Usados originalmente na música, os MIDI foram adaptados para a fotografia por algumas empresas e vendidos com sucesso nos Estados Unidos. O PFixer, exclusivo para Mac, tem à venda tanto o hardware quanto o software necessários para o funcionamento do produto.

Já o Paddy é o software que permite adaptar qualquer controlador MIDI em um controle mestre para Windows.

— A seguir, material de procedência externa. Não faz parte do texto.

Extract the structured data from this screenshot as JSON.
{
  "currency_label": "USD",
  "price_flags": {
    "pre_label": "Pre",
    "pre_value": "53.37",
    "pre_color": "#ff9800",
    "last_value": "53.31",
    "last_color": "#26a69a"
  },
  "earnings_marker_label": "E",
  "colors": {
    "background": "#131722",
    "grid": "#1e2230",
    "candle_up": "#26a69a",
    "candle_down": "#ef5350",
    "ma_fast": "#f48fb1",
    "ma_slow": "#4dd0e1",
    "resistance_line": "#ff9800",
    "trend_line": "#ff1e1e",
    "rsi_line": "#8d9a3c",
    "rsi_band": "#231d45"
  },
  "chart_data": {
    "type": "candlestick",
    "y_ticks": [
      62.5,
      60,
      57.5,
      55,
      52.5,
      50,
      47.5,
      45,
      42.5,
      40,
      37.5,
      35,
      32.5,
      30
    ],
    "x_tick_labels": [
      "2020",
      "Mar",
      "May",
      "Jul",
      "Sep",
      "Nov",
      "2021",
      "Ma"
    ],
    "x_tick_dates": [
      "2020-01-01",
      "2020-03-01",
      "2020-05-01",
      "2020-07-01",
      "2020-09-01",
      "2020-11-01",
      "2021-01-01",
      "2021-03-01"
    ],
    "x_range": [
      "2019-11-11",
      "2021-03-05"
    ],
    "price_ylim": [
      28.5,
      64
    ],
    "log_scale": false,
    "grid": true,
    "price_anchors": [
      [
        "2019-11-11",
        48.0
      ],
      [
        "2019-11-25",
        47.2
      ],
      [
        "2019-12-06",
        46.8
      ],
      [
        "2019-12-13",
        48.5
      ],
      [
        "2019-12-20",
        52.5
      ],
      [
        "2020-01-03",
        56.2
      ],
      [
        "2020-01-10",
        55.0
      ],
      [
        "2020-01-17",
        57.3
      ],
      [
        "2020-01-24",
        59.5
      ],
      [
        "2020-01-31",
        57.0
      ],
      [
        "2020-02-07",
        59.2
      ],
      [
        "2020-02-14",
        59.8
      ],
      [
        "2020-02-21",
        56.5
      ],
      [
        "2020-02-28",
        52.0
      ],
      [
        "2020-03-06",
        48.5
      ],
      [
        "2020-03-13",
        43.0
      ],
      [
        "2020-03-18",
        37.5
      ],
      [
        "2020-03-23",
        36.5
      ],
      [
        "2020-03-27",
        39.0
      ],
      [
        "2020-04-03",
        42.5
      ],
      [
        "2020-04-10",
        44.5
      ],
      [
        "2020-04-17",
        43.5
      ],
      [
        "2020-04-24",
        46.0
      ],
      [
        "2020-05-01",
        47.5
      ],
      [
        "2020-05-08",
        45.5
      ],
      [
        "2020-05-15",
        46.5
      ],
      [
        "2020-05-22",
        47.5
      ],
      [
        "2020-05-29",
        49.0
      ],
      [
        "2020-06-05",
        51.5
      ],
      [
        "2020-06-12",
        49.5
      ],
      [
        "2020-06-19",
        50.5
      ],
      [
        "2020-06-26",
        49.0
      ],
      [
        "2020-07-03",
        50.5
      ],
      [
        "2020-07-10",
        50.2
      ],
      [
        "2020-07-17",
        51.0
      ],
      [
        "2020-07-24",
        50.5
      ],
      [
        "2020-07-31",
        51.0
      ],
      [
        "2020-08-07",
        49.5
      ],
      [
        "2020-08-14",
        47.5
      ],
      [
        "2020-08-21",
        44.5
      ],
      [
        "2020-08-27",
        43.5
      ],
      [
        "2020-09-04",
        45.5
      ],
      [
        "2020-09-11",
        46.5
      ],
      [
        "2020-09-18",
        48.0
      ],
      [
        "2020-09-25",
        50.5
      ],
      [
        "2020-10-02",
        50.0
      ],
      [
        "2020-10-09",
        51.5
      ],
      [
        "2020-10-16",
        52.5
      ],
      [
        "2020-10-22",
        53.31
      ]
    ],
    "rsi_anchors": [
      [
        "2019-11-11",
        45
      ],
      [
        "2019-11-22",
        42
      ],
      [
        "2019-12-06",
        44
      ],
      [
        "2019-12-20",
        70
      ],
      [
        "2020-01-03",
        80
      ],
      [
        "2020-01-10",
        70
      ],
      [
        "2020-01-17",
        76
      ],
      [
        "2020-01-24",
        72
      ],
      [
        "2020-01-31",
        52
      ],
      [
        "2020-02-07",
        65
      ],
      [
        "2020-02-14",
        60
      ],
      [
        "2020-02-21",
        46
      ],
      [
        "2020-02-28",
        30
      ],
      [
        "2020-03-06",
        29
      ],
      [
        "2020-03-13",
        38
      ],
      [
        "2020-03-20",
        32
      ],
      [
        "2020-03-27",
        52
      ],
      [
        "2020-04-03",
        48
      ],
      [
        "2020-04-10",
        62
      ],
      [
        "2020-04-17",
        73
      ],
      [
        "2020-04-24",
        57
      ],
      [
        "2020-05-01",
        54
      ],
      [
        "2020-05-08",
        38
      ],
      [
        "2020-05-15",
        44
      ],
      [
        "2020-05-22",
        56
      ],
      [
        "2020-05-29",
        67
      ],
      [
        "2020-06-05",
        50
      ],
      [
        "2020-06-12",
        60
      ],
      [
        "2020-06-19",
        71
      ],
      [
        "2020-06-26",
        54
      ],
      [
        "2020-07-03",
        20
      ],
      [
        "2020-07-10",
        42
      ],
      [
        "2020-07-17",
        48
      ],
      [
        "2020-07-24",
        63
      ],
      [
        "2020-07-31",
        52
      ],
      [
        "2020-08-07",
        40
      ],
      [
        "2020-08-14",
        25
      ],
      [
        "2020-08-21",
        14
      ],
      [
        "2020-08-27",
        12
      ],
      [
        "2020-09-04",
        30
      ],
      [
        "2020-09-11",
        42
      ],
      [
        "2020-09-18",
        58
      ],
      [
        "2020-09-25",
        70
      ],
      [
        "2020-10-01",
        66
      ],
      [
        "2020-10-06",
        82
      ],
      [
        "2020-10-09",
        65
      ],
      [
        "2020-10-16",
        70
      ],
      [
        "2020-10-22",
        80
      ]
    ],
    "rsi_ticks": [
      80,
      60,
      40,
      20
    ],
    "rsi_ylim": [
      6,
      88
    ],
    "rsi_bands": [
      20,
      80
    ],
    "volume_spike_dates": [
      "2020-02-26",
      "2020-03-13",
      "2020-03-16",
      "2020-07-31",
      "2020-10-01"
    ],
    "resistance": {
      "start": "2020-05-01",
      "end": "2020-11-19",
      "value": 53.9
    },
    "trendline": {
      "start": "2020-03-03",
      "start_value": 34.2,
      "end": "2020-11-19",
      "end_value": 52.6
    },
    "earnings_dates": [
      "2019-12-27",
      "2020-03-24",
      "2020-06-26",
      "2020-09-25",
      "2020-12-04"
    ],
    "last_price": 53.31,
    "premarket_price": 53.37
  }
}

Mas por que essas duas alternativas mais antigas e mais baratas são superiores? Simples: pelo uso de um sistema mecanizado. Quando você passa de uma fotografia para outra, o Pallette permanece na mesma posição anterior, fazendo com que todas as alterações feitas se repitam na imagem a seguir. Isso a torna uma ferramenta legal para editar uma foto, mas não para quem tem um grande fluxo. Já os MIDI automaticamente leem os parâmetros e se ajustam para ocupar a posição correspondente aos sliders no Lightroom, fazendo com que a experiência de edição se mantenha de maneira individual sem perder a opção de copiar as configurações da foto anterior, claro.

Bonitinho, mas improdutivo. Pra mim, não serve. Quem sabe quando sair uma versão mecanizada a minha conversa mude, porque o design e a versatilidade pontuam a favor do Pallette.